Even better, Carmody has a sketchy time frame. “I think you should start to see significant fruit 2 – 3 years out,” he says. “Then, in a 3 – 5 year time frame, you’ve built a team and really have momentum going. Sustain that, and after 7 – 10 years, people look back and get excited at where you’ve come.”

The three keys to a successful downtown are office space, housing, and restaurant/retail. Of the three, Fort Wayne’s downtown office space is in the best shape, though Carmody thinks we could do a better job marketing that.

As far as downtown housing goes, Carmody says that some of the biggest markets in the country (Chicago, Philidelphia) have seen a boom in urban housing in the last decade, fuelled by traffic congestion, lengthy commute times in suburban areas, and shrinking family size.
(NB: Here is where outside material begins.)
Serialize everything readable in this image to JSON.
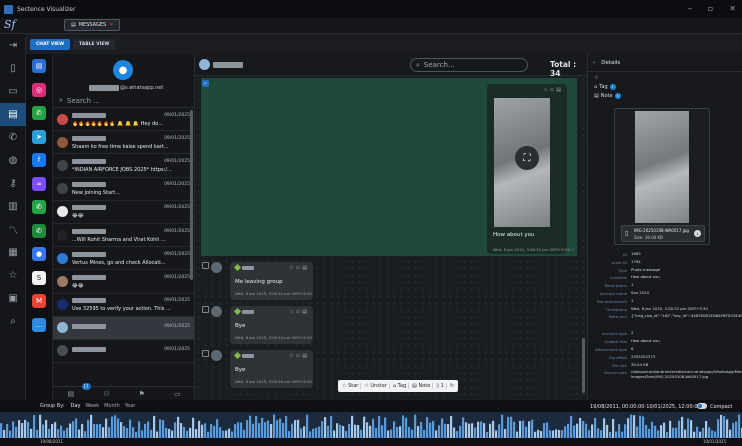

Fort Wayne isn’t exactly troubled by long commutes and congestion (we like to complain about traffic here, but really, we’re spoiled) but offering convenient downtown housing is important for another reason: according to countless studies, that’s the kind of environment that many recent college graduates — the educated, motivated “creative class” types that communities spend so much energy trying to attract and retain — are looking for (that’s the common wisdom, at least). “What I like about mid-sized metropolitan areas is that if we could build a good urban neighborhood, people moving to Fort Wayne could have that option,” Carmody says. “They could live in rural areas, quality suburban neighborhoods, or a lively urban setting. Now we can only offer two of those lifestyles, and I think it’s important for this community to be able to offer that third option.”

That third option helps build a day-to-day base for restaurants and retail, which is the most difficult element of a successful downtown to establish, but also probably the most essential. But even in this area, Carmody believes Fort Wayne has a strength we haven’t really explored yet. “Fort Wayne actually has a very lively and successful local restaurant core, much more so than many metropolitan areas this size,” he says. “There are a lot more destination restaurants than destination retail in Fort Wayne. I think the food and beverage side and the housing side are probably early steps we can take to put more action on the street and help fill those store fronts.”
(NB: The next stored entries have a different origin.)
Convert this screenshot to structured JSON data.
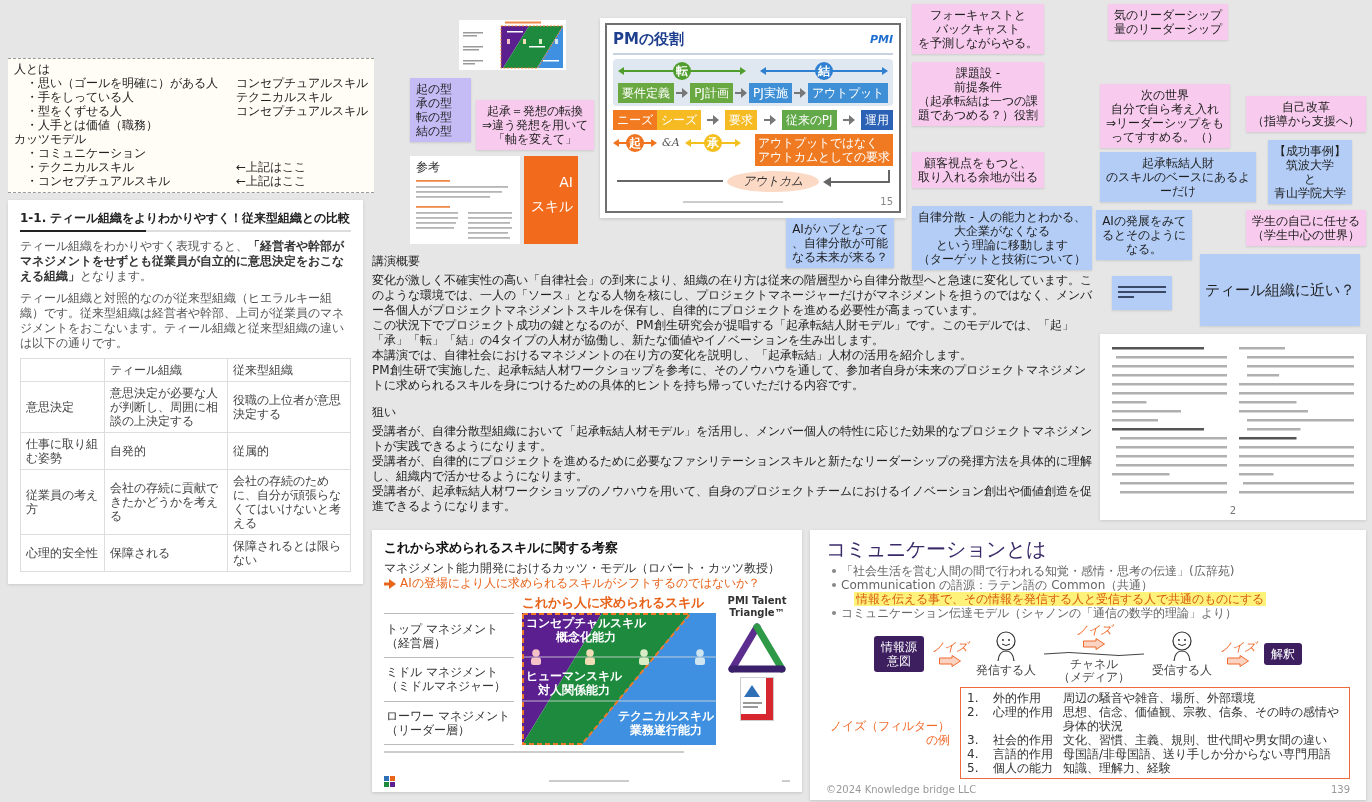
{
  "notes_document": {
    "sections": [
      {
        "heading": "人とは",
        "items": [
          {
            "text": "・思い（ゴールを明確に）がある人",
            "tag": "コンセプチュアルスキル"
          },
          {
            "text": "・手をしっている人",
            "tag": "テクニカルスキル"
          },
          {
            "text": "・型をくずせる人",
            "tag": "コンセプチュアルスキル"
          },
          {
            "text": "・人手とは価値（職務）"
          }
        ]
      },
      {
        "heading": "カッツモデル",
        "items": [
          {
            "text": "・コミュニケーション"
          },
          {
            "text": "・テクニカルスキル",
            "tag": "←上記はここ"
          },
          {
            "text": "・コンセプチュアルスキル",
            "tag": "←上記はここ"
          }
        ]
      }
    ]
  },
  "reference_document": {
    "heading": "参考"
  },
  "label_card": {
    "lines": [
      "AI",
      "スキル"
    ]
  },
  "pm_slide": {
    "title": "PMの役割",
    "logo": "PMI",
    "upper_phases": [
      {
        "label": "転",
        "color": "#4f9d2d"
      },
      {
        "label": "結",
        "color": "#2f80d1"
      }
    ],
    "upper_flow": [
      {
        "label": "要件定義",
        "color": "#6aa842"
      },
      {
        "label": "PJ計画",
        "color": "#6aa842"
      },
      {
        "label": "PJ実施",
        "color": "#3f8fd6"
      },
      {
        "label": "アウトプット",
        "color": "#3f8fd6"
      }
    ],
    "lower_flow": [
      [
        {
          "label": "ニーズ",
          "color": "#f27b21"
        },
        {
          "label": "シーズ",
          "color": "#f6bb22"
        }
      ],
      [
        {
          "label": "要求",
          "color": "#f6bb22"
        }
      ],
      [
        {
          "label": "従来のPJ",
          "color": "#62a94a"
        }
      ],
      [
        {
          "label": "運用",
          "color": "#2c62b5"
        }
      ]
    ],
    "lower_phases": [
      {
        "label": "起",
        "color": "#f07420"
      },
      {
        "label": "承",
        "color": "#f3bf1c"
      }
    ],
    "connector": "&A",
    "callout": [
      "アウトプットではなく",
      "アウトカムとしての要求"
    ],
    "outcome": "アウトカム",
    "page": "15"
  },
  "sticky_notes": [
    {
      "kind": "text",
      "color": "#f8cbee",
      "lines": [
        "フォーキャストと",
        "バックキャスト",
        "を予測しながらやる。"
      ]
    },
    {
      "kind": "text",
      "color": "#f8cbee",
      "lines": [
        "気のリーダーシップ",
        "量のリーダーシップ"
      ]
    },
    {
      "kind": "text",
      "color": "#c5bcf6",
      "lines": [
        "起の型",
        "承の型",
        "転の型",
        "結の型"
      ]
    },
    {
      "kind": "text",
      "color": "#f8cbee",
      "lines": [
        "起承＝発想の転換",
        "⇒違う発想を用いて",
        "「軸を変えて」"
      ]
    },
    {
      "kind": "text",
      "color": "#f8cbee",
      "lines": [
        "課題設 -",
        "前提条件",
        "（起承転結は一つの課",
        "題であつめる？）役割"
      ]
    },
    {
      "kind": "text",
      "color": "#f8cbee",
      "lines": [
        "次の世界",
        "自分で自ら考え入れ",
        "⇒リーダーシップをも",
        "ってすすめる。（）"
      ]
    },
    {
      "kind": "text",
      "color": "#f8cbee",
      "lines": [
        "自己改革",
        "（指導から支援へ）"
      ]
    },
    {
      "kind": "text",
      "color": "#f8cbee",
      "lines": [
        "顧客視点をもつと、",
        "取り入れる余地が出る"
      ]
    },
    {
      "kind": "text",
      "color": "#b3cdf6",
      "lines": [
        "起承転結人財",
        "のスキルのベースにあるよ",
        "ーだけ"
      ]
    },
    {
      "kind": "text",
      "color": "#b3cdf6",
      "lines": [
        "【成功事例】",
        "筑波大学",
        "と",
        "青山学院大学"
      ]
    },
    {
      "kind": "text",
      "color": "#b3cdf6",
      "lines": [
        "AIがハブとなって",
        "、自律分散が可能",
        "なる未来が来る？"
      ]
    },
    {
      "kind": "text",
      "color": "#b3cdf6",
      "lines": [
        "自律分散 - 人の能力とわかる、",
        "大企業がなくなる",
        "という理論に移動します",
        "（ターゲットと技術について）"
      ]
    },
    {
      "kind": "text",
      "color": "#b3cdf6",
      "lines": [
        "AIの発展をみて",
        "るとそのように",
        "なる。"
      ]
    },
    {
      "kind": "text",
      "color": "#f8cbee",
      "lines": [
        "学生の自己に任せる",
        "（学生中心の世界）"
      ]
    },
    {
      "kind": "lines",
      "color": "#b3cdf6"
    },
    {
      "kind": "large",
      "color": "#b3cdf6",
      "lines": [
        "ティール組織に近い？"
      ]
    }
  ],
  "talk": {
    "sections": [
      {
        "heading": "講演概要",
        "paragraphs": [
          "変化が激しく不確実性の高い「自律社会」の到来により、組織の在り方は従来の階層型から自律分散型へと急速に変化しています。このような環境では、一人の「ソース」となる人物を核にし、プロジェクトマネージャーだけがマネジメントを担うのではなく、メンバー各個人がプロジェクトマネジメントスキルを保有し、自律的にプロジェクトを進める必要性が高まっています。",
          "この状況下でプロジェクト成功の鍵となるのが、PM創生研究会が提唱する「起承転結人財モデル」です。このモデルでは、「起」「承」「転」「結」の4タイプの人材が協働し、新たな価値やイノベーションを生み出します。",
          "本講演では、自律社会におけるマネジメントの在り方の変化を説明し、「起承転結」人材の活用を紹介します。",
          "PM創生研で実施した、起承転結人材ワークショップを参考に、そのノウハウを通して、参加者自身が未来のプロジェクトマネジメントに求められるスキルを身につけるための具体的ヒントを持ち帰っていただける内容です。"
        ]
      },
      {
        "heading": "狙い",
        "paragraphs": [
          "受講者が、自律分散型組織において「起承転結人材モデル」を活用し、メンバー個人の特性に応じた効果的なプロジェクトマネジメントが実践できるようになります。",
          "受講者が、自律的にプロジェクトを進めるために必要なファシリテーションスキルと新たなリーダーシップの発揮方法を具体的に理解し、組織内で活かせるようになります。",
          "受講者が、起承転結人材ワークショップのノウハウを用いて、自身のプロジェクトチームにおけるイノベーション創出や価値創造を促進できるようになります。"
        ]
      }
    ]
  },
  "comparison_card": {
    "title": "1-1. ティール組織をよりわかりやすく！従来型組織との比較",
    "paragraphs": [
      "ティール組織をわかりやすく表現すると、**「経営者や幹部がマネジメントをせずとも従業員が自立的に意思決定をおこなえる組織」**となります。",
      "ティール組織と対照的なのが従来型組織（ヒエラルキー組織）です。従来型組織は経営者や幹部、上司が従業員のマネジメントをおこないます。ティール組織と従来型組織の違いは以下の通りです。"
    ],
    "table": {
      "columns": [
        "ティール組織",
        "従来型組織"
      ],
      "rows": [
        {
          "label": "意思決定",
          "cells": [
            "意思決定が必要な人が判断し、周囲に相談の上決定する",
            "役職の上位者が意思決定する"
          ]
        },
        {
          "label": "仕事に取り組む姿勢",
          "cells": [
            "自発的",
            "従属的"
          ]
        },
        {
          "label": "従業員の考え方",
          "cells": [
            "会社の存続に貢献できたかどうかを考える",
            "会社の存続のために、自分が頑張らなくてはいけないと考える"
          ]
        },
        {
          "label": "心理的安全性",
          "cells": [
            "保障される",
            "保障されるとは限らない"
          ]
        }
      ]
    }
  },
  "document_page": {
    "page": "2"
  },
  "skills_slide": {
    "title": "これから求められるスキルに関する考察",
    "subtitle": "マネジメント能力開発におけるカッツ・モデル（ロバート・カッツ教授）",
    "question": "AIの登場により人に求められるスキルがシフトするのではないか？",
    "chart_heading": "これから人に求められるスキル",
    "levels": [
      {
        "name": "トップ マネジメント",
        "group": "（経営層）"
      },
      {
        "name": "ミドル マネジメント",
        "group": "（ミドルマネジャー）"
      },
      {
        "name": "ローワー マネジメント",
        "group": "（リーダー層）"
      }
    ],
    "skills": [
      {
        "name": "コンセプチャルスキル",
        "ability": "概念化能力",
        "color": "#5b1f8f"
      },
      {
        "name": "ヒューマンスキル",
        "ability": "対人関係能力",
        "color": "#1e8a3e"
      },
      {
        "name": "テクニカルスキル",
        "ability": "業務遂行能力",
        "color": "#3f90e0"
      }
    ],
    "triangle_title": "PMI Talent Triangle™"
  },
  "communication_slide": {
    "title": "コミュニケーションとは",
    "bullets": [
      {
        "kind": "bullet",
        "text": "「社会生活を営む人間の間で行われる知覚・感情・思考の伝達」(広辞苑)"
      },
      {
        "kind": "bullet",
        "text": "Communication の語源：ラテン語の Common（共通）"
      },
      {
        "kind": "highlight",
        "text": "情報を伝える事で、その情報を発信する人と受信する人で共通のものにする"
      },
      {
        "kind": "bullet",
        "text": "コミュニケーション伝達モデル（シャノンの「通信の数学的理論」より）"
      }
    ],
    "model": {
      "source": [
        "情報源",
        "意図"
      ],
      "noise": [
        "ノイズ",
        "ノイズ",
        "ノイズ"
      ],
      "sender": "発信する人",
      "channel": [
        "チャネル",
        "（メディア）"
      ],
      "receiver": "受信する人",
      "destination": "解釈"
    },
    "noise_heading": "ノイズ（フィルター）の例",
    "noise_examples": [
      {
        "number": "1.",
        "type": "外的作用",
        "examples": "周辺の騒音や雑音、場所、外部環境"
      },
      {
        "number": "2.",
        "type": "心理的作用",
        "examples": "思想、信念、価値観、宗教、信条、その時の感情や身体的状況"
      },
      {
        "number": "3.",
        "type": "社会的作用",
        "examples": "文化、習慣、主義、規則、世代間や男女間の違い"
      },
      {
        "number": "4.",
        "type": "言語的作用",
        "examples": "母国語/非母国語、送り手しか分からない専門用語"
      },
      {
        "number": "5.",
        "type": "個人の能力",
        "examples": "知識、理解力、経験"
      }
    ],
    "footer": "©2024 Knowledge bridge LLC",
    "page": "139"
  }
}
Action on the street and filling those store fronts is what it comes down to, and could solve a lot of smaller complaints people have about downtown, like parking. The truth is, you could probably fit the template of downtown into the parking lot of a Super Wal-Mart, but nobody complains about that hike, because they can see their destination. For downtown, it’s not so much the distance, it’s making the walk more interesting. “I think it (downtown) needs more of that storefront activity,” Carmody says. “If everyone could close their eyes say what would a successful downtown look like, it would mean there would be crowded sidewalks and busy storefronts. I think if we achieved that, people would say downtown is successful.”

“Now, the $64 question is how do we achieve that? How do we get there from having not busy sidewalks and not very many store fronts. And how do you build on surface parking lots when it costs on the order of $18 - $20/square foot to build that space, when maybe the businesses can pay $7 or $8/square foot? That’s where we need to get creative and work in close cooperation between the public and private sector.”
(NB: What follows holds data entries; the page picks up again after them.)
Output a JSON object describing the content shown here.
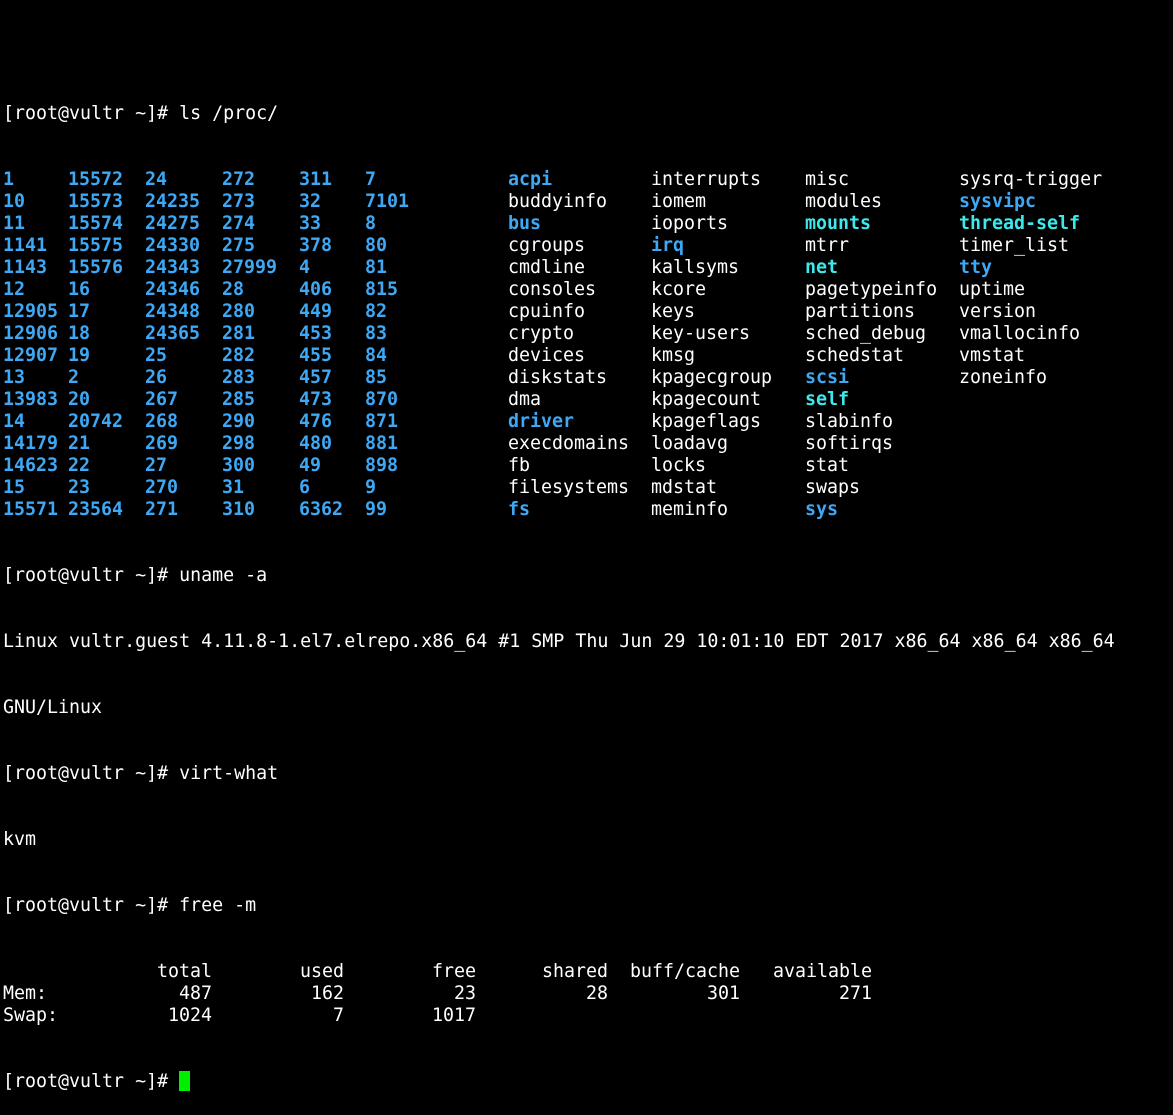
{
  "terminal": {
    "prompt": "[root@vultr ~]# ",
    "cutoff_line": "",
    "commands": {
      "ls": "ls /proc/",
      "uname": "uname -a",
      "virt": "virt-what",
      "free": "free -m"
    },
    "ls_rows": [
      [
        {
          "t": "1",
          "k": "num"
        },
        {
          "t": "15572",
          "k": "num"
        },
        {
          "t": "24",
          "k": "num"
        },
        {
          "t": "272",
          "k": "num"
        },
        {
          "t": "311",
          "k": "num"
        },
        {
          "t": "7",
          "k": "num"
        },
        {
          "t": "acpi",
          "k": "dir"
        },
        {
          "t": "interrupts",
          "k": "file"
        },
        {
          "t": "misc",
          "k": "file"
        },
        {
          "t": "sysrq-trigger",
          "k": "file"
        }
      ],
      [
        {
          "t": "10",
          "k": "num"
        },
        {
          "t": "15573",
          "k": "num"
        },
        {
          "t": "24235",
          "k": "num"
        },
        {
          "t": "273",
          "k": "num"
        },
        {
          "t": "32",
          "k": "num"
        },
        {
          "t": "7101",
          "k": "num"
        },
        {
          "t": "buddyinfo",
          "k": "file"
        },
        {
          "t": "iomem",
          "k": "file"
        },
        {
          "t": "modules",
          "k": "file"
        },
        {
          "t": "sysvipc",
          "k": "dir"
        }
      ],
      [
        {
          "t": "11",
          "k": "num"
        },
        {
          "t": "15574",
          "k": "num"
        },
        {
          "t": "24275",
          "k": "num"
        },
        {
          "t": "274",
          "k": "num"
        },
        {
          "t": "33",
          "k": "num"
        },
        {
          "t": "8",
          "k": "num"
        },
        {
          "t": "bus",
          "k": "dir"
        },
        {
          "t": "ioports",
          "k": "file"
        },
        {
          "t": "mounts",
          "k": "link"
        },
        {
          "t": "thread-self",
          "k": "link"
        }
      ],
      [
        {
          "t": "1141",
          "k": "num"
        },
        {
          "t": "15575",
          "k": "num"
        },
        {
          "t": "24330",
          "k": "num"
        },
        {
          "t": "275",
          "k": "num"
        },
        {
          "t": "378",
          "k": "num"
        },
        {
          "t": "80",
          "k": "num"
        },
        {
          "t": "cgroups",
          "k": "file"
        },
        {
          "t": "irq",
          "k": "dir"
        },
        {
          "t": "mtrr",
          "k": "file"
        },
        {
          "t": "timer_list",
          "k": "file"
        }
      ],
      [
        {
          "t": "1143",
          "k": "num"
        },
        {
          "t": "15576",
          "k": "num"
        },
        {
          "t": "24343",
          "k": "num"
        },
        {
          "t": "27999",
          "k": "num"
        },
        {
          "t": "4",
          "k": "num"
        },
        {
          "t": "81",
          "k": "num"
        },
        {
          "t": "cmdline",
          "k": "file"
        },
        {
          "t": "kallsyms",
          "k": "file"
        },
        {
          "t": "net",
          "k": "link"
        },
        {
          "t": "tty",
          "k": "dir"
        }
      ],
      [
        {
          "t": "12",
          "k": "num"
        },
        {
          "t": "16",
          "k": "num"
        },
        {
          "t": "24346",
          "k": "num"
        },
        {
          "t": "28",
          "k": "num"
        },
        {
          "t": "406",
          "k": "num"
        },
        {
          "t": "815",
          "k": "num"
        },
        {
          "t": "consoles",
          "k": "file"
        },
        {
          "t": "kcore",
          "k": "file"
        },
        {
          "t": "pagetypeinfo",
          "k": "file"
        },
        {
          "t": "uptime",
          "k": "file"
        }
      ],
      [
        {
          "t": "12905",
          "k": "num"
        },
        {
          "t": "17",
          "k": "num"
        },
        {
          "t": "24348",
          "k": "num"
        },
        {
          "t": "280",
          "k": "num"
        },
        {
          "t": "449",
          "k": "num"
        },
        {
          "t": "82",
          "k": "num"
        },
        {
          "t": "cpuinfo",
          "k": "file"
        },
        {
          "t": "keys",
          "k": "file"
        },
        {
          "t": "partitions",
          "k": "file"
        },
        {
          "t": "version",
          "k": "file"
        }
      ],
      [
        {
          "t": "12906",
          "k": "num"
        },
        {
          "t": "18",
          "k": "num"
        },
        {
          "t": "24365",
          "k": "num"
        },
        {
          "t": "281",
          "k": "num"
        },
        {
          "t": "453",
          "k": "num"
        },
        {
          "t": "83",
          "k": "num"
        },
        {
          "t": "crypto",
          "k": "file"
        },
        {
          "t": "key-users",
          "k": "file"
        },
        {
          "t": "sched_debug",
          "k": "file"
        },
        {
          "t": "vmallocinfo",
          "k": "file"
        }
      ],
      [
        {
          "t": "12907",
          "k": "num"
        },
        {
          "t": "19",
          "k": "num"
        },
        {
          "t": "25",
          "k": "num"
        },
        {
          "t": "282",
          "k": "num"
        },
        {
          "t": "455",
          "k": "num"
        },
        {
          "t": "84",
          "k": "num"
        },
        {
          "t": "devices",
          "k": "file"
        },
        {
          "t": "kmsg",
          "k": "file"
        },
        {
          "t": "schedstat",
          "k": "file"
        },
        {
          "t": "vmstat",
          "k": "file"
        }
      ],
      [
        {
          "t": "13",
          "k": "num"
        },
        {
          "t": "2",
          "k": "num"
        },
        {
          "t": "26",
          "k": "num"
        },
        {
          "t": "283",
          "k": "num"
        },
        {
          "t": "457",
          "k": "num"
        },
        {
          "t": "85",
          "k": "num"
        },
        {
          "t": "diskstats",
          "k": "file"
        },
        {
          "t": "kpagecgroup",
          "k": "file"
        },
        {
          "t": "scsi",
          "k": "dir"
        },
        {
          "t": "zoneinfo",
          "k": "file"
        }
      ],
      [
        {
          "t": "13983",
          "k": "num"
        },
        {
          "t": "20",
          "k": "num"
        },
        {
          "t": "267",
          "k": "num"
        },
        {
          "t": "285",
          "k": "num"
        },
        {
          "t": "473",
          "k": "num"
        },
        {
          "t": "870",
          "k": "num"
        },
        {
          "t": "dma",
          "k": "file"
        },
        {
          "t": "kpagecount",
          "k": "file"
        },
        {
          "t": "self",
          "k": "link"
        },
        {
          "t": "",
          "k": "file"
        }
      ],
      [
        {
          "t": "14",
          "k": "num"
        },
        {
          "t": "20742",
          "k": "num"
        },
        {
          "t": "268",
          "k": "num"
        },
        {
          "t": "290",
          "k": "num"
        },
        {
          "t": "476",
          "k": "num"
        },
        {
          "t": "871",
          "k": "num"
        },
        {
          "t": "driver",
          "k": "dir"
        },
        {
          "t": "kpageflags",
          "k": "file"
        },
        {
          "t": "slabinfo",
          "k": "file"
        },
        {
          "t": "",
          "k": "file"
        }
      ],
      [
        {
          "t": "14179",
          "k": "num"
        },
        {
          "t": "21",
          "k": "num"
        },
        {
          "t": "269",
          "k": "num"
        },
        {
          "t": "298",
          "k": "num"
        },
        {
          "t": "480",
          "k": "num"
        },
        {
          "t": "881",
          "k": "num"
        },
        {
          "t": "execdomains",
          "k": "file"
        },
        {
          "t": "loadavg",
          "k": "file"
        },
        {
          "t": "softirqs",
          "k": "file"
        },
        {
          "t": "",
          "k": "file"
        }
      ],
      [
        {
          "t": "14623",
          "k": "num"
        },
        {
          "t": "22",
          "k": "num"
        },
        {
          "t": "27",
          "k": "num"
        },
        {
          "t": "300",
          "k": "num"
        },
        {
          "t": "49",
          "k": "num"
        },
        {
          "t": "898",
          "k": "num"
        },
        {
          "t": "fb",
          "k": "file"
        },
        {
          "t": "locks",
          "k": "file"
        },
        {
          "t": "stat",
          "k": "file"
        },
        {
          "t": "",
          "k": "file"
        }
      ],
      [
        {
          "t": "15",
          "k": "num"
        },
        {
          "t": "23",
          "k": "num"
        },
        {
          "t": "270",
          "k": "num"
        },
        {
          "t": "31",
          "k": "num"
        },
        {
          "t": "6",
          "k": "num"
        },
        {
          "t": "9",
          "k": "num"
        },
        {
          "t": "filesystems",
          "k": "file"
        },
        {
          "t": "mdstat",
          "k": "file"
        },
        {
          "t": "swaps",
          "k": "file"
        },
        {
          "t": "",
          "k": "file"
        }
      ],
      [
        {
          "t": "15571",
          "k": "num"
        },
        {
          "t": "23564",
          "k": "num"
        },
        {
          "t": "271",
          "k": "num"
        },
        {
          "t": "310",
          "k": "num"
        },
        {
          "t": "6362",
          "k": "num"
        },
        {
          "t": "99",
          "k": "num"
        },
        {
          "t": "fs",
          "k": "dir"
        },
        {
          "t": "meminfo",
          "k": "file"
        },
        {
          "t": "sys",
          "k": "dir"
        },
        {
          "t": "",
          "k": "file"
        }
      ]
    ],
    "uname_output": [
      "Linux vultr.guest 4.11.8-1.el7.elrepo.x86_64 #1 SMP Thu Jun 29 10:01:10 EDT 2017 x86_64 x86_64 x86_64",
      "GNU/Linux"
    ],
    "virt_output": "kvm",
    "free": {
      "headers": [
        "",
        "total",
        "used",
        "free",
        "shared",
        "buff/cache",
        "available"
      ],
      "rows": [
        [
          "Mem:",
          "487",
          "162",
          "23",
          "28",
          "301",
          "271"
        ],
        [
          "Swap:",
          "1024",
          "7",
          "1017",
          "",
          "",
          ""
        ]
      ]
    },
    "colors": {
      "background": "#000000",
      "text": "#ffffff",
      "directory": "#3ea8f5",
      "symlink": "#3ee8ec",
      "cursor": "#00ee00"
    }
  }
}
As I write this, it was recently announced that that much-talked-about new hotel has once again made the leap from the site of Cindy’s Diner, over the newly expanded Grand Wayne Center, back to the site of Belmont Liquors, where it was last year about this time. Yesterday, the sign out in front of Belmont Liquors read “Future Home of the Indianapolis Motor Speedway. Today, it reads “Future Home of the Fort Wayne International Airport.”

The Downtown Improvement District has its work cut out for it.